For amateur and avid gardeners alike, the arrival of spring often launches planting season: Time to toil in the soil!
Throughout all the digging, potting, pruning, watering, and harvesting to follow, it's always a good idea to don a trusty pair of gardening gloves. Why? Because the soil and certain plants can harbor unfriendly fungi. If they penetrate the skin through a small cut or a thorn prick, they can produce unsettling infections.

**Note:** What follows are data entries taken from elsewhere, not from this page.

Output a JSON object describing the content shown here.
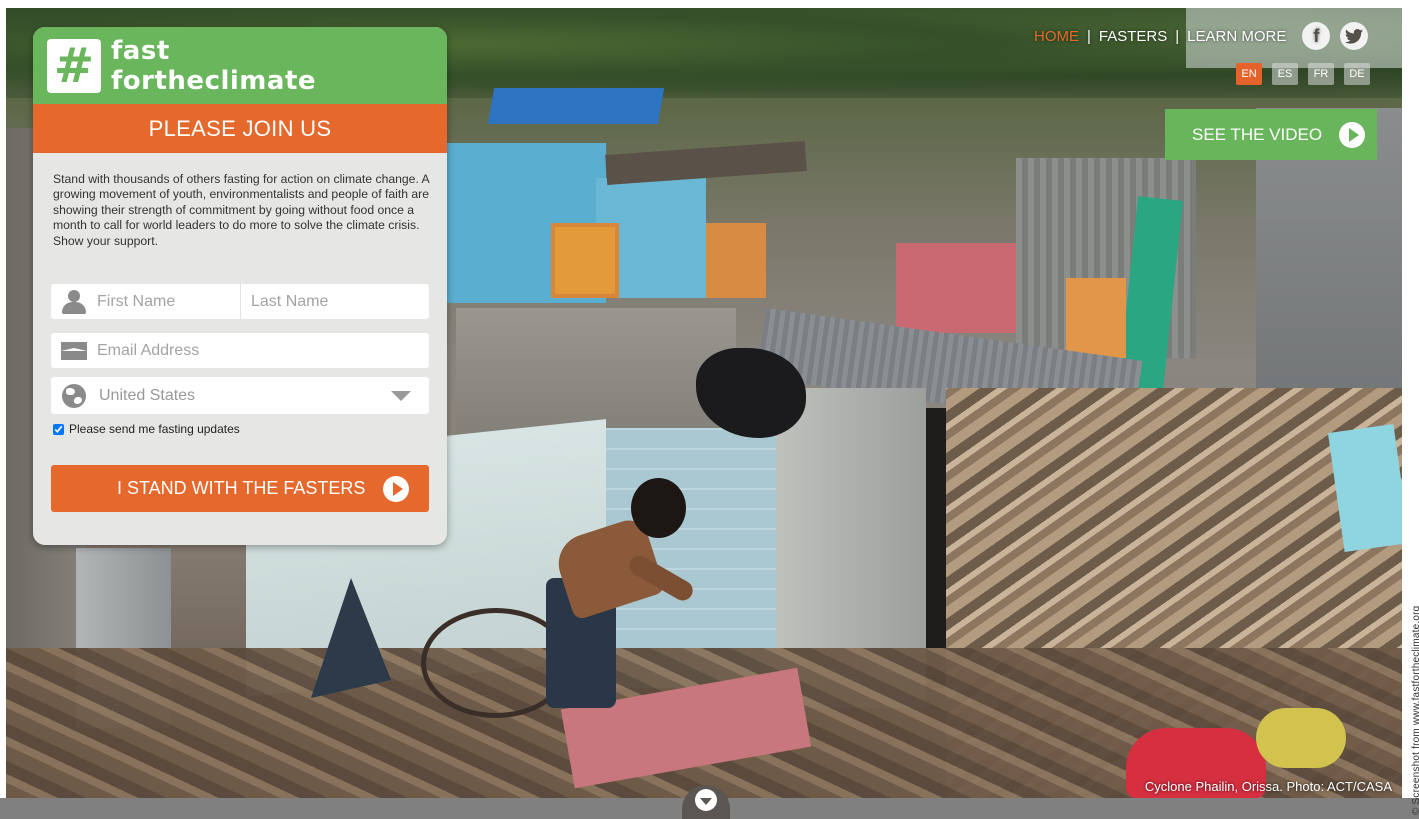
{
  "brand": {
    "line1": "fast",
    "line2": "fortheclimate",
    "icon": "hash-icon"
  },
  "signup": {
    "heading": "PLEASE JOIN US",
    "intro": "Stand with thousands of others fasting for action on climate change. A growing movement of youth, environmentalists and people of faith are showing their strength of commitment by going without food once a month to call for world leaders to do more to solve the climate crisis. Show your support.",
    "first_name_placeholder": "First Name",
    "last_name_placeholder": "Last Name",
    "email_placeholder": "Email Address",
    "country_value": "United States",
    "updates_label": "Please send me fasting updates",
    "updates_checked": true,
    "submit_label": "I STAND WITH THE FASTERS"
  },
  "nav": {
    "items": [
      {
        "label": "HOME",
        "active": true
      },
      {
        "label": "FASTERS",
        "active": false
      },
      {
        "label": "LEARN MORE",
        "active": false
      }
    ],
    "social": [
      {
        "icon": "facebook-icon",
        "glyph": "f"
      },
      {
        "icon": "twitter-icon",
        "glyph": "t"
      }
    ],
    "languages": [
      {
        "code": "EN",
        "active": true
      },
      {
        "code": "ES",
        "active": false
      },
      {
        "code": "FR",
        "active": false
      },
      {
        "code": "DE",
        "active": false
      }
    ]
  },
  "video_button": {
    "label": "SEE THE VIDEO"
  },
  "caption": "Cyclone Phailin, Orissa. Photo: ACT/CASA",
  "credit": "© Screenshot from www.fastfortheclimate.org",
  "colors": {
    "green": "#6ab65c",
    "orange": "#e5682c",
    "panel": "#e6e6e4"
  }
}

One of the most unfriendly of these fungi is Sporothrix, a genus that causes sporotrichosis, more commonly known as rose handler's disease. Sporothrix schenckii is the species most commonly found in the U.S., where it often makes its home on rose thorns and peat moss. Merely in contact with human skin, Sporothrix, is typically harmless. But if it pierces the skin or is inhaled in high amounts, it can wreak havoc.
This havoc doesn't involve a zombie-style transformation in the vein of The Last of Us, but it can get pretty nasty. Puncturing the skin's outer layer, the fungus sets up shop in the tissue beneath and transforms from its 'hairy' hyphal form to its unicellular yeast form. As a yeast, it reproduces inside its host, manifesting in disfiguring lesions that ooze puss and ulcerate. For people with healthy immune systems, the infection rarely gets past this form, and with the help of topical antifungals, is readily beaten back.